Eurovision shakes up voting for ‘better TV’

STOCKHOLM - Agence France-Presse
Eurovision shakes up voting for ‘better TV’

The Eurovision Song Contest final on May 23, 2015 in Austrian capital Vienna.

The Eurovision Song Contest is overhauling the way it presents voting results this year to keep viewers guessing about who has won until the very end of the kitsch music spectacle.

The annual festival, now in its 61st year, features acts ranging from the brilliant to the bizarre and pulls in an TV audience of around 200 million worldwide.

But in recent years, the way votes are announced has sometimes meant it was obvious who would win long before the end of the marathon finals show, which usually lasts well over three hours.

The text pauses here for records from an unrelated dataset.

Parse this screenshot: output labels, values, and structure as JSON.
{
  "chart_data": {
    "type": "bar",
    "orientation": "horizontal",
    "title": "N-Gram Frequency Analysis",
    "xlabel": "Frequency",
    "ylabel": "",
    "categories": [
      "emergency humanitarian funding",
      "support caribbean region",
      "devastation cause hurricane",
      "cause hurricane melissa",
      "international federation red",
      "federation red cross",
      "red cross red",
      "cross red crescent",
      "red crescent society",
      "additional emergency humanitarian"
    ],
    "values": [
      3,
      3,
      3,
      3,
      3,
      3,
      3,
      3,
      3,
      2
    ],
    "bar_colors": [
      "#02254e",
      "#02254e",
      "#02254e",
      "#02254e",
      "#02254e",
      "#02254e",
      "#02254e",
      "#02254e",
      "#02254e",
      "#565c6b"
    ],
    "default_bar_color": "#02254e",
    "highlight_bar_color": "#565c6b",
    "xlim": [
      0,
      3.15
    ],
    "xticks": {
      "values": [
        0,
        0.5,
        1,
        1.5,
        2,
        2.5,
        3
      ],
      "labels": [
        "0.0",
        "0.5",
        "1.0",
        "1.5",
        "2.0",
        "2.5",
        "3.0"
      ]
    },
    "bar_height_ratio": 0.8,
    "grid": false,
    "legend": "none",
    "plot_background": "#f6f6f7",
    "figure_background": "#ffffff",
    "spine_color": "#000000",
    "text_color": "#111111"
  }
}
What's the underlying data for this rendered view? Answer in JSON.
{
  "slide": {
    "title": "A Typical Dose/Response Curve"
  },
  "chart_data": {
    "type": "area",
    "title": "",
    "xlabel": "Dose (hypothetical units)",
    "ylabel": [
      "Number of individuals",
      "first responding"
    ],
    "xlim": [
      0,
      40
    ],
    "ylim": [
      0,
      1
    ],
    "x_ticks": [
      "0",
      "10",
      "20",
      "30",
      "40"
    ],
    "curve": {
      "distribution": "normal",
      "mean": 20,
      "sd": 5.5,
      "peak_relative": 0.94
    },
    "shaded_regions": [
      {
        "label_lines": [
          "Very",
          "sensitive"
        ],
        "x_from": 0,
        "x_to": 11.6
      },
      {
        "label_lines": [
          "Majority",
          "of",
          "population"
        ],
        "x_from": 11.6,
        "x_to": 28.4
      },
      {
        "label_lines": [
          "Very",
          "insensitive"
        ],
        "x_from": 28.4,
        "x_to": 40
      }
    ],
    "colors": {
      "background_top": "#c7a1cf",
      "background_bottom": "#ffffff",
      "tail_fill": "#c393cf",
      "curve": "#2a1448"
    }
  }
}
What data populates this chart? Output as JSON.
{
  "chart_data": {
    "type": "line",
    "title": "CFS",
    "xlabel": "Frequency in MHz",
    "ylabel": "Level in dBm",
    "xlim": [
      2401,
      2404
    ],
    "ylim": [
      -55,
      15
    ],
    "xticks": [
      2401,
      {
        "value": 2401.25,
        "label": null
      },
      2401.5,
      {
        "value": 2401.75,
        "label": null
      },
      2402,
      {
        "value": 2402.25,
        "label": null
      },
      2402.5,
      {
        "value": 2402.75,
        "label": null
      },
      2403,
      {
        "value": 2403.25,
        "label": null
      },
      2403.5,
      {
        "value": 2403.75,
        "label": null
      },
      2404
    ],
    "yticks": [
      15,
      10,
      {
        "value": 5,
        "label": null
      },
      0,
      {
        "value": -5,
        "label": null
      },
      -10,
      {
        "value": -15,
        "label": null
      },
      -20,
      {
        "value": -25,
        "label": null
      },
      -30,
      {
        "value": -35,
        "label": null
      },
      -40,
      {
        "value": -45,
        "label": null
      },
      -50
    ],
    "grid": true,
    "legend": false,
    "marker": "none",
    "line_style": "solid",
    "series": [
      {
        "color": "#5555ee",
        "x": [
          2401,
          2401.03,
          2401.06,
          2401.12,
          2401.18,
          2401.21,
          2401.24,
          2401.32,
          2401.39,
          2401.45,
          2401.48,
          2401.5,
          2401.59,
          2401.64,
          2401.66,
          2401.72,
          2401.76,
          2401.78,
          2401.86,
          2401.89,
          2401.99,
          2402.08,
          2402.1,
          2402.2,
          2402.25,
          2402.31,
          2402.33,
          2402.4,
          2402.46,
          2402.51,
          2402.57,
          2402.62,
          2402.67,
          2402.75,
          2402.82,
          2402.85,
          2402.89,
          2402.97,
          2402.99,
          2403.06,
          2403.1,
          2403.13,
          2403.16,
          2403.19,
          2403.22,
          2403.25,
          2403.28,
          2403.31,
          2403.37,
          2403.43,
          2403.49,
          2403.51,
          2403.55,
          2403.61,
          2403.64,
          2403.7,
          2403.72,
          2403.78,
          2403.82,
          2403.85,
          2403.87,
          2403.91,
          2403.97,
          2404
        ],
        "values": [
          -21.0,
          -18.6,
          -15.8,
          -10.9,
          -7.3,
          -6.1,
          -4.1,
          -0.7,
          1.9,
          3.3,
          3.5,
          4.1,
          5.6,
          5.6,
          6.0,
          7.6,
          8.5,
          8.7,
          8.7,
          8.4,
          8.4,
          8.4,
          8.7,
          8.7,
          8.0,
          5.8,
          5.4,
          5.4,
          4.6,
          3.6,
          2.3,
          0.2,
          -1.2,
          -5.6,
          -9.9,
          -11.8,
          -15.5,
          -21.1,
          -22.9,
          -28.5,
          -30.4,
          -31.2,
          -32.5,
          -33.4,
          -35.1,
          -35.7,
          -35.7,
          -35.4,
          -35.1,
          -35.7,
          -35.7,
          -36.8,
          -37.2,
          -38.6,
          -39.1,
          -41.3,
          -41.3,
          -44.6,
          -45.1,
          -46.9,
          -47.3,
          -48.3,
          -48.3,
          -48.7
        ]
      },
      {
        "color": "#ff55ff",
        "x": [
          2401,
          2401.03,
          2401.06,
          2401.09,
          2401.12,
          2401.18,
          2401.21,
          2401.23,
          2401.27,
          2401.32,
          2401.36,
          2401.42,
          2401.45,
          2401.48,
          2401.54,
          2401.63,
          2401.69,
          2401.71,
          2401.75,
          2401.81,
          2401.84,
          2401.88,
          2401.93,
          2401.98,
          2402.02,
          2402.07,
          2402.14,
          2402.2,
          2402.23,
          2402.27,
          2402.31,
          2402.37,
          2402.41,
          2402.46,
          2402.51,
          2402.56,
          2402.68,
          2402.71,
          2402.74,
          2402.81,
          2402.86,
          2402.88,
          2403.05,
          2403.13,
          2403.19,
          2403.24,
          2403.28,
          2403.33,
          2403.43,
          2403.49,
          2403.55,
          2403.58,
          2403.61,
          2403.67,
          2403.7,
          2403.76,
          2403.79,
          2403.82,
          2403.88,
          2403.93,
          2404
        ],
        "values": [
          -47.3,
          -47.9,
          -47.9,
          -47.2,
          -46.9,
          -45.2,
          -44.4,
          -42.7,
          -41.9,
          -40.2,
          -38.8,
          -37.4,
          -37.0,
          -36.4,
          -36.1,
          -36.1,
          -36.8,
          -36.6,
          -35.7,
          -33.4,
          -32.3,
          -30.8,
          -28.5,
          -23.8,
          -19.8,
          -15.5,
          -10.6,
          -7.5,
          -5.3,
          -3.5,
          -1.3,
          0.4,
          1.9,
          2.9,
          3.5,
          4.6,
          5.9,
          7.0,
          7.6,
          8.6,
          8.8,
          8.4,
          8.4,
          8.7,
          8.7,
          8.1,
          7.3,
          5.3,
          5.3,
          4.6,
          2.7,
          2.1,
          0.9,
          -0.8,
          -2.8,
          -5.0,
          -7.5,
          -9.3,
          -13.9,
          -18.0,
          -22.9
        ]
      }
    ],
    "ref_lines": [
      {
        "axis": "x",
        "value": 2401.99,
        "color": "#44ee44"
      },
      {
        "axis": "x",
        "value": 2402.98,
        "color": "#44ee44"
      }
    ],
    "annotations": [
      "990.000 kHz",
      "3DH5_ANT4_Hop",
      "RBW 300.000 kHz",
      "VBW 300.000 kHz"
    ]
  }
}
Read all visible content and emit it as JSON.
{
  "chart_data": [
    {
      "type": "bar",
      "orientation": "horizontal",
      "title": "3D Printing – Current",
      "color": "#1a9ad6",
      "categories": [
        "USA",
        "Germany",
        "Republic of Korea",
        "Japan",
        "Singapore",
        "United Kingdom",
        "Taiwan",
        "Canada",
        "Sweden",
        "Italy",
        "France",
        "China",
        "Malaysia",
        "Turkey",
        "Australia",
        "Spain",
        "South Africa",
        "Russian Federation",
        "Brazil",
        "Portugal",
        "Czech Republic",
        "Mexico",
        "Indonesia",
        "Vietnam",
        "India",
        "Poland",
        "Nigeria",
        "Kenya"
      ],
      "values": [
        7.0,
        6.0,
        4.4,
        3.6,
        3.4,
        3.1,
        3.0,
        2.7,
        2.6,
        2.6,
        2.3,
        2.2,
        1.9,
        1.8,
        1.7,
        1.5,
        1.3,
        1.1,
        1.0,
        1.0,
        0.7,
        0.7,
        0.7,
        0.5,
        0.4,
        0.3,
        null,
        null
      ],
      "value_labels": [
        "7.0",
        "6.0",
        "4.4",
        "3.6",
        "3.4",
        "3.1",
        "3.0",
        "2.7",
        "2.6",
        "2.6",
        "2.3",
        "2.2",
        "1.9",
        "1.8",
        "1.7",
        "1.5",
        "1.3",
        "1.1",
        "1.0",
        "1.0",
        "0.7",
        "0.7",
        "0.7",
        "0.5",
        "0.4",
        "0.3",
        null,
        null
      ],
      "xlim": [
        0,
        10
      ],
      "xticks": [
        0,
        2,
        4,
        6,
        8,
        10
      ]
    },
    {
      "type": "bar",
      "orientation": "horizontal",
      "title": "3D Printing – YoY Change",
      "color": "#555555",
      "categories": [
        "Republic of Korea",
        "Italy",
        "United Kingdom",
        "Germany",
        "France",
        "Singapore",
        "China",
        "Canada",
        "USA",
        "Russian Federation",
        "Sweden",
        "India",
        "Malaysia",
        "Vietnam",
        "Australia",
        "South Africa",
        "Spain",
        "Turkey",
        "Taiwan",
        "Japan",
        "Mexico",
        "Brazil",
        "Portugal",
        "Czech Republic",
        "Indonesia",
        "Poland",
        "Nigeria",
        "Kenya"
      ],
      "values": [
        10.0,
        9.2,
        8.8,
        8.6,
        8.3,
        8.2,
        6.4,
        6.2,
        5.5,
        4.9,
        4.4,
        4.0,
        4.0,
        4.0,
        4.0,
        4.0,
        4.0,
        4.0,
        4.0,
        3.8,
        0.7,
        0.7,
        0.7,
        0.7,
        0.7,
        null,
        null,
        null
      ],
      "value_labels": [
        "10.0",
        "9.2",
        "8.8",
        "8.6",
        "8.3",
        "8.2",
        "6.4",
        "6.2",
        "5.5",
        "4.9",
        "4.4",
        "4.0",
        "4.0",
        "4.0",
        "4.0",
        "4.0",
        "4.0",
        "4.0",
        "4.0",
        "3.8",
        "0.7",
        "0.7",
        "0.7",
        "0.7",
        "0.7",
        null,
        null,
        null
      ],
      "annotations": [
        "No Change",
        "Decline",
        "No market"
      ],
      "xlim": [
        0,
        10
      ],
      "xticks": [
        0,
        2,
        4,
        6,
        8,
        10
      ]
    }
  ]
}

This year the presentation of scores will be split between national juries and viewers’ votes under a system that organizers hope will add more suspense to the big night.

“In previous years the winner has been known for up to 20 minutes before the end of voting and that’s not good TV,” this year’s executive producer Martin Osterdahl, responsible for organizing the 2016 show in Stockholm, said in a statement on Feb. 19.

The Swedish capital will host the show on May 14 after chiseled hunk Mans Zelmerlow won the country its sixth crown last year.

The first half of the results will be familiar to viewers, as representatives from each country announce the points compiled by their respective juries, accounting for 50 percent of the outcome.

In a new twist, the highest score of 12, the competition’s famous “douze points,” won’t be handed out by the juries until the lower points (one to eight and 10) from all countries have been revealed.

The major change comes with viewers’ votes submitted by phone, SMS or using the official smartphone app.    
Televoting from all countries will be combined and announced together after the jury scores, meaning an entry could be awarded hundreds of points to claim victory in the show’s final moments.